Esa noche João durmió afuera, cerca de Trovão, mirando las estrellas. El frío le mordía los huesos, pero la pregunta que lo desvelaba era otra: ¿qué haría mañana? Si la echaba, la condenaba. Si la dejaba, se metía en un problema que no pidió. Y sin embargo, al pensar en Helena, no escuchó reproche; imaginó su voz suave diciendo: “Haz lo correcto, João”.
Al amanecer, la vio intentando encender un fuego con ramas húmedas. Los bebés dormían envueltos en el cobertor. Clara, aun rota por la vida, quiso hacerle café. Ese gesto simple lo desarmó. “Puedes llamarme João”, dijo él. Ella sonrió tímida por primera vez, y a João le pareció una grieta de luz en una pared oscura.
Trabajaron ese día sin grandes palabras. Él revisó el techo, midió las paredes, pensó cómo reforzar la estructura. Ella limpió el suelo, ordenó lo poco que tenían, cuidó a los gemelos. Al mediodía, João dijo lo que tenía que decir: “Compré este lugar para estar solo. No esperaba encontrarte”. Clara apretó los labios, como quien ya se prepara para otro rechazo. “Lo entiendo… nos iremos”.

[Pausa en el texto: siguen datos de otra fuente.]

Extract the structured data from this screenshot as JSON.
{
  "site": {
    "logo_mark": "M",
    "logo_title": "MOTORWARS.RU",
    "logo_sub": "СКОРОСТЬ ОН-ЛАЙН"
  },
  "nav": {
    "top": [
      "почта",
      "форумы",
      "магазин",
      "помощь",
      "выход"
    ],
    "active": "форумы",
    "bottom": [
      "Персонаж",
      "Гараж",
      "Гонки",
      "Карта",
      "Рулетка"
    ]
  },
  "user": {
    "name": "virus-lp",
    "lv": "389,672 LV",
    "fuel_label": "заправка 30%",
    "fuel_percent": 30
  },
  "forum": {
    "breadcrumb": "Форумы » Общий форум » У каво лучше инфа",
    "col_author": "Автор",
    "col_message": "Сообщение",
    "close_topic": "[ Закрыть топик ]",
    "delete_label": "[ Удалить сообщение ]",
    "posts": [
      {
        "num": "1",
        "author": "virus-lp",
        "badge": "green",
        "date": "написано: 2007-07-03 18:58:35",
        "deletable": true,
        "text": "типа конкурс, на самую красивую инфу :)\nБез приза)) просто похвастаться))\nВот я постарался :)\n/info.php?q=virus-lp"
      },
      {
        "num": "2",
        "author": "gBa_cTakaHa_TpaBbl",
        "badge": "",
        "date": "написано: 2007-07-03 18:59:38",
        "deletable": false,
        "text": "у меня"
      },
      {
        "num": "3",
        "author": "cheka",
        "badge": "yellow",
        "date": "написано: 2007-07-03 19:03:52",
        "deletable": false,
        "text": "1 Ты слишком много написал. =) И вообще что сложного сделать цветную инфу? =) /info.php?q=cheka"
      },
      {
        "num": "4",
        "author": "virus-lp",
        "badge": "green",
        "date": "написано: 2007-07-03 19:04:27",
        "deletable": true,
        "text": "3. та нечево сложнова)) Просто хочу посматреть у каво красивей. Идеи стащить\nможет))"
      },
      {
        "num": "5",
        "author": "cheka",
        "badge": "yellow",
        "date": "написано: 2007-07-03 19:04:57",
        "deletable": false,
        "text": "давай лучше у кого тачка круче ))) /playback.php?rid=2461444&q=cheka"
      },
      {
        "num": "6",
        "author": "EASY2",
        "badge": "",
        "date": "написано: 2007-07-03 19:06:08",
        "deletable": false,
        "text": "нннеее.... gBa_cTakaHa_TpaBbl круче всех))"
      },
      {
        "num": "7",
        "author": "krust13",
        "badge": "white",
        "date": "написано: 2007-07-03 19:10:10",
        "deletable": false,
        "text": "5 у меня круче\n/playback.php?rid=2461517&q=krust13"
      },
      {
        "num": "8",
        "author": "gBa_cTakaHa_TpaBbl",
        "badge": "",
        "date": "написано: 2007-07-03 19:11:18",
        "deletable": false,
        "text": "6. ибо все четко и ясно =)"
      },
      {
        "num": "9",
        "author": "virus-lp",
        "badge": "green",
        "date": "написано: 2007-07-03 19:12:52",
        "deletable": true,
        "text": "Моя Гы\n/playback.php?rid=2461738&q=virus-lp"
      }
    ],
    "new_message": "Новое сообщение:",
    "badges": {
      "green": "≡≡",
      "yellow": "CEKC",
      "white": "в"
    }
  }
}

João respiró hondo. “Debería querer eso. Sería lo más fácil. Pero no puedo mandarte al camino con dos bebés y sin nada”. Clara levantó la mirada con una esperanza que daba miedo, porque la esperanza, cuando se rompe, duele más. João continuó: “Quédate. Mientras arreglo el barraco. Tú cuidas de ellos, me ayudas en lo que puedas, y yo pongo comida y techo. Después… veremos”. Clara se echó a llorar, pero no de desesperación: de alivio. “No le voy a dar trabajo, se lo juro. Voy a ayudar en todo”.
Las semanas se volvieron rutina. João trabajaba en la reforma y, de vez en cuando, volvía a la parte de la hacienda que conservó. Clara transformaba la miseria en hogar con una paciencia que parecía milagrosa: improvisó una cocina afuera, lavó ropa en el arroyo, plantó semillas, aprendió a hacer pan en un horno de barro que construyeron juntos. Los gemelos, Miguel y Maria, crecían rosados, curiosos, y empezaron a reírse cuando João les hacía muecas al final del día. Y, sin darse cuenta, él comenzó a esperar esas risas. Era como si la casa, de a poco, respirara.